Komite Penasihat Ahli Imunisasi Nasional (ITAGI) pun menganjurkan pemberian vaksinasi booster untuk memperbaiki efektivitas vaksin yang telah menurun. Vaksinasi booster diselenggarakan oleh Pemerintah dengan sasaran masyarakat usia 18 tahun ke atas dengan prioritas kelompok lansia dan penderita imunokompromais. (kemkes.go.id). Namun, dengan usaha ini, akankah dapat menekan penyebaran Omicron di Indonesia?
Memutus Rantai Penularan Wabah
Secara umum, mekanisme awal untuk memutus mata rantai penularan adalah dari kedisiplinan individu dalam menjalankan protokol kesehatan. Jadi, meskipun vaksinasi telah terlaksana, kedisiplinan dalam menerapkan protokol kesehatan tetap hal utama. Pemerintah harus mengerahkan upaya untuk melakukan edukasi secara berkelanjutan mengenai protokol kesehatan dan mengontrol pelaksanaannya.
Pengontrolan penerapan 5M tidak boleh lepas dari pengawasan, yakni menggunakan masker, menjaga jarak, mencuci tangan, menghindari kerumunan, serta mengurangi mobilitas. Disiplin protokol kesehatan adalah perkara mendasar dalam memutus rantai penularan virus. Vaksinasi sendiri merupakan upaya lanjutan yang berfungsi sebagai proteksi khusus melalui pembentukan kekebalan terhadap virus.
Di Indonesia, penerapan protokol kesehatan hingga saat ini masih menjadi tantangan. Terlebih adanya persepsi yang terbentuk di masyarakat bahwa vaksinasi yang mereka jalani otomatis membuat mereka jauh dari penularan virus. Demikian juga pelaksanaan testing, tracing, dan treatment tidak boleh kendur. Kedisiplinan menjalankan prokes, pelaksanaan 3T, serta vaksinasi adalah rangkaian upaya untuk menekan laju penularan virus.

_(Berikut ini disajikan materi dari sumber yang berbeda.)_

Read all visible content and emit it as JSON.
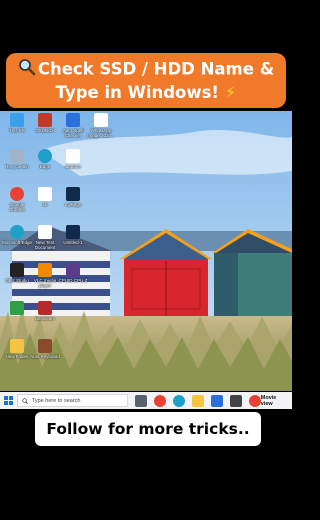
{
  "banner": {
    "line1": "Check SSD / HDD Name &",
    "line2": "Type in Windows!",
    "emoji_left": "magnifying-glass",
    "emoji_right": "high-voltage"
  },
  "desktop_icons": [
    {
      "label": "This PC",
      "icon": "pc-icon",
      "color": "#3aa0e8"
    },
    {
      "label": "CRUNCH",
      "icon": "app-icon",
      "color": "#c0392b"
    },
    {
      "label": "Auto Spell Checker",
      "icon": "check-icon",
      "color": "#2a6fdb"
    },
    {
      "label": "WhatsApp Image 2024...",
      "icon": "image-file-icon",
      "color": "#ffffff"
    },
    {
      "label": "Recycle Bin",
      "icon": "recycle-bin-icon",
      "color": "#9fb4c8"
    },
    {
      "label": "Edge",
      "icon": "edge-icon",
      "color": "#1fa0c8"
    },
    {
      "label": "Capture",
      "icon": "image-file-icon",
      "color": "#ffffff"
    },
    {
      "label": "Google Chrome",
      "icon": "chrome-icon",
      "color": "#e94235"
    },
    {
      "label": "sb",
      "icon": "image-file-icon",
      "color": "#ffffff"
    },
    {
      "label": "myBags",
      "icon": "photoshop-icon",
      "color": "#0f2a4a"
    },
    {
      "label": "Microsoft Edge",
      "icon": "edge-icon",
      "color": "#1fa0c8"
    },
    {
      "label": "New Text Document",
      "icon": "image-file-icon",
      "color": "#ffffff"
    },
    {
      "label": "Untitled-1",
      "icon": "photoshop-icon",
      "color": "#0f2a4a"
    },
    {
      "label": "OBS Studio",
      "icon": "obs-icon",
      "color": "#222222"
    },
    {
      "label": "VLC media player",
      "icon": "vlc-icon",
      "color": "#f08a00"
    },
    {
      "label": "CPUID CPU-Z",
      "icon": "cpu-icon",
      "color": "#5b3b8c"
    },
    {
      "label": "",
      "icon": "app-icon",
      "color": "#2f9e44"
    },
    {
      "label": "Bandicam",
      "icon": "camera-icon",
      "color": "#b32b2b"
    },
    {
      "label": "New Folder",
      "icon": "folder-icon",
      "color": "#f5c542"
    },
    {
      "label": "Auto Keyboard",
      "icon": "keyboard-icon",
      "color": "#8a4b2a"
    }
  ],
  "taskbar": {
    "search_placeholder": "Type here to search",
    "apps": [
      {
        "icon": "task-view-icon",
        "color": "#5a6270"
      },
      {
        "icon": "chrome-icon",
        "color": "#e94235"
      },
      {
        "icon": "edge-icon",
        "color": "#1fa0c8"
      },
      {
        "icon": "file-explorer-icon",
        "color": "#f5c542"
      },
      {
        "icon": "store-icon",
        "color": "#2a6fdb"
      },
      {
        "icon": "app-icon",
        "color": "#444444"
      },
      {
        "icon": "chrome-icon",
        "color": "#e94235"
      }
    ],
    "weather": "Movie view"
  },
  "follow": {
    "text": "Follow for more tricks.."
  }
}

Vaksin Booster Tidak Cukup
Melihat pesatnya penyebaran Omicron, seyogianya kita tidak boleh sekadar memaksimalkan vaksinasi ketiga, apalagi yang mendapatkan vaksin ini pihak-pihak tertentu saja, tidak semua warga.
Usaha yang paling tepat menangani masalah ini adalah dengan menutup rapat pintu penyebaran secara total. Menutup celah masuknya virus dengan mengurangi mobilitas (pergerakan manusia) karena pergerakan manusia berarti pergerakan virus. Upaya ini tentu membutuhkan peran besar pemerintah dalam membatasi mobilitas masyarakat. Pintu utama masuknya virus ini melalui pelaku perjalanan luar negeri, maka perlu upaya memberhentikan lalu-lalang dalam dan ke luar negeri. Hal ini sesuai saran Trubus Rahadiansyah selaku pengamat kebijakan publik Universitas Trisakti.
Memang, kebijakan tegas ini akan berakibat buruk bagi ekonomi Indonesia. Belum lagi orientasi pemegang kebijakan masih sebatas kepentingan ekonomi.
Namun, jika negeri ini ingin selamat dari serangan Omicron, pilihan keputusan itu sangat penting.
Paradigma Sekuler
Jika kita telaah lebih dalam akar permasalahan wabah yang tak kunjung selesai serta kebijakan yang saling kontradiktif ini, hal demikian ini bisa terjadi sebagai dampak penerapan sistem pemerintahan sekuler yang mengotak-kotakkan permasalahan. Sistem sekuler menyekat setiap bidang, mulai dari pembagian wilayah agama dengan kehidupan.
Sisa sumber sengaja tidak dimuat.